Refinance Breakeven (Australian)

Breakeven is the point of zero profit and zero loss. To find out whether refinancing of current mortgage is cost-effective or not, one should take a view on the duration to reach the breakeven point. This calculator is committed to find out the period of time you need to wait to get to the breakeven point. Using original and new loan amount, appraised value, interest rate, loan terms, and outstanding time to pay off the loan, ACalculator will find out the monthly payments so that you can compare and take decision.
Original mortgage amount
Dollar amount of the original mortgage.
Appraised value
The value of your property as assessed by loan provider. This is closer to the market value of the asset.
Current term in years
Term duration of the original mortgage expressed in years.
Years remaining
Number of outstanding years on the original mortgage loan.
Calculate balance
If you don’t know the remaining balance, simply check this box and the calculator will find out the value of remaining loan balance.
Current appraised value
Value of the mortgaged property as appraised currently.
Loan balance
Portion of the mortgage value you want to refinance.
New interest rate
Rate of interest that will be charged on the new loan.
New term in years
The term length (in years) for the refinancing.
Brokerage rate
The percentage rate (normally 1%) charged by the loan underwriter as origination fee of the new loan.
Other closing costs
Filing fees, misc. Fees, appraiser fees and any other closing costs.
Current payment
The amount of money paid as principal, interest, and Loan Mortgage Insurance (LMI). This amount must not include any tax or insurance costs.
New payment
Total amount of principal, LMI, and interest payable on the new mortgage.
Monthly LMI payment
Cost incurred every month for LMI or Loan Mortgage Insurance. If your cash down is not more than 19%, you need to pay 0.5% yearly on the loan balance. When this yearly amount is divided by twelve, you will get the monthly LMI. Interestingly, you don’t need to pay for LMIs when your contribution to equity becomes higher than required rate for LMI.
Monthly PI payment
The sum of principal and interest paid monthly.

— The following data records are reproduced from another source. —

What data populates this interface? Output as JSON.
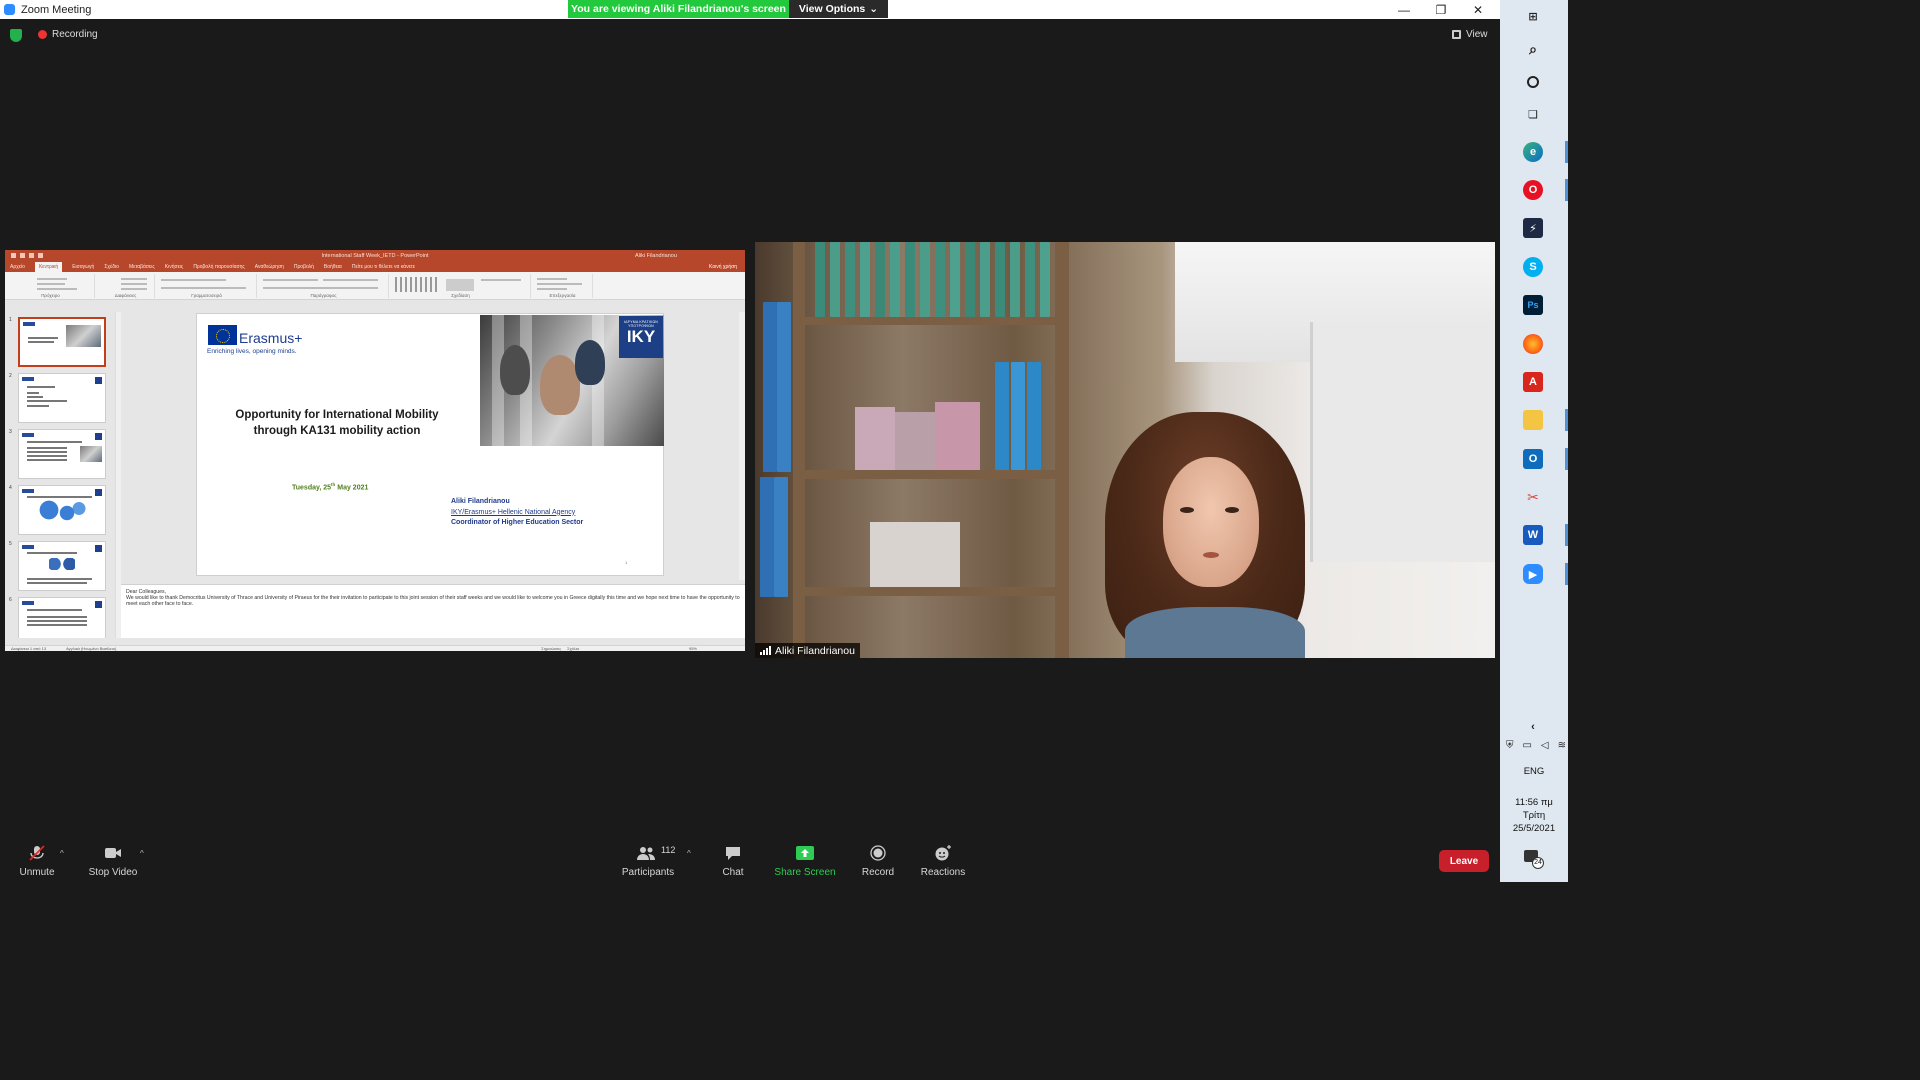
{
  "window": {
    "title": "Zoom Meeting",
    "viewing_banner": "You are viewing Aliki Filandrianou's screen",
    "view_options_label": "View Options",
    "minimize": "—",
    "restore": "❐",
    "close": "✕"
  },
  "meeting": {
    "recording_label": "Recording",
    "view_label": "View"
  },
  "powerpoint": {
    "title_text": "International Staff Week_IETD   -   PowerPoint",
    "user_text": "Aliki Filandrianou",
    "tabs": [
      "Αρχείο",
      "Κεντρική",
      "Εισαγωγή",
      "Σχέδιο",
      "Μεταβάσεις",
      "Κινήσεις",
      "Προβολή παρουσίασης",
      "Αναθεώρηση",
      "Προβολή",
      "Βοήθεια",
      "Πείτε μου τι θέλετε να κάνετε"
    ],
    "share_label": "Κοινή χρήση",
    "ribbon_groups": [
      "Πρόχειρο",
      "Διαφάνειες",
      "Γραμματοσειρά",
      "Παράγραφος",
      "Σχεδίαση",
      "Επεξεργασία"
    ],
    "slide_numbers": [
      "1",
      "2",
      "3",
      "4",
      "5",
      "6"
    ],
    "slide": {
      "brand": "Erasmus+",
      "tagline": "Enriching lives, opening minds.",
      "iky_small": "ΙΔΡΥΜΑ ΚΡΑΤΙΚΩΝ ΥΠΟΤΡΟΦΙΩΝ",
      "iky_big": "IKY",
      "heading_line1": "Opportunity for International Mobility",
      "heading_line2": "through KA131 mobility action",
      "date_prefix": "Tuesday, 25",
      "date_sup": "th",
      "date_suffix": " May  2021",
      "author_name": "Aliki Filandrianou",
      "author_org": "IKY/Erasmus+ Hellenic National Agency",
      "author_role": "Coordinator of Higher Education Sector",
      "page_number": "1"
    },
    "notes": {
      "line1": "Dear Colleagues,",
      "line2": "We would like to thank Democritus University of Thrace and University of Piraeus for the their invitation to participate to this joint session of their staff weeks and we would like to welcome you in Greece digitally this time and we hope next time to have the opportunity to meet each other face to face."
    },
    "status_left": "Διαφάνεια 1 από 13",
    "status_lang": "Αγγλικά (Ηνωμένο Βασίλειο)",
    "status_notes": "Σημειώσεις",
    "status_comments": "Σχόλια",
    "status_zoom": "95%"
  },
  "video": {
    "participant_name": "Aliki Filandrianou"
  },
  "toolbar": {
    "unmute": "Unmute",
    "stop_video": "Stop Video",
    "participants_count": "112",
    "participants": "Participants",
    "chat": "Chat",
    "share_screen": "Share Screen",
    "record": "Record",
    "reactions": "Reactions",
    "leave": "Leave"
  },
  "taskbar": {
    "language": "ENG",
    "time": "11:56 πμ",
    "day": "Τρίτη",
    "date": "25/5/2021",
    "notifications_count": "24"
  },
  "colors": {
    "zoom_green": "#23c93c",
    "leave_red": "#c7202b",
    "ppt_orange": "#b7472a",
    "erasmus_blue": "#1e3d8f"
  }
}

Breakeven monthly payment savings
Number of remaining months after which the monthly payment reduction will exceed the closing costs.
Breakeven LMI & interest savings
Number of remaining months after which the LMI and interest savings will exceed the closing costs.
Breakeven total savings vs. prepayment
Number of remaining months after which the LMI and after-tax interest savings will exceed the closing cost plus prepayment savings. This is a more conservative approach of measuring breakeven.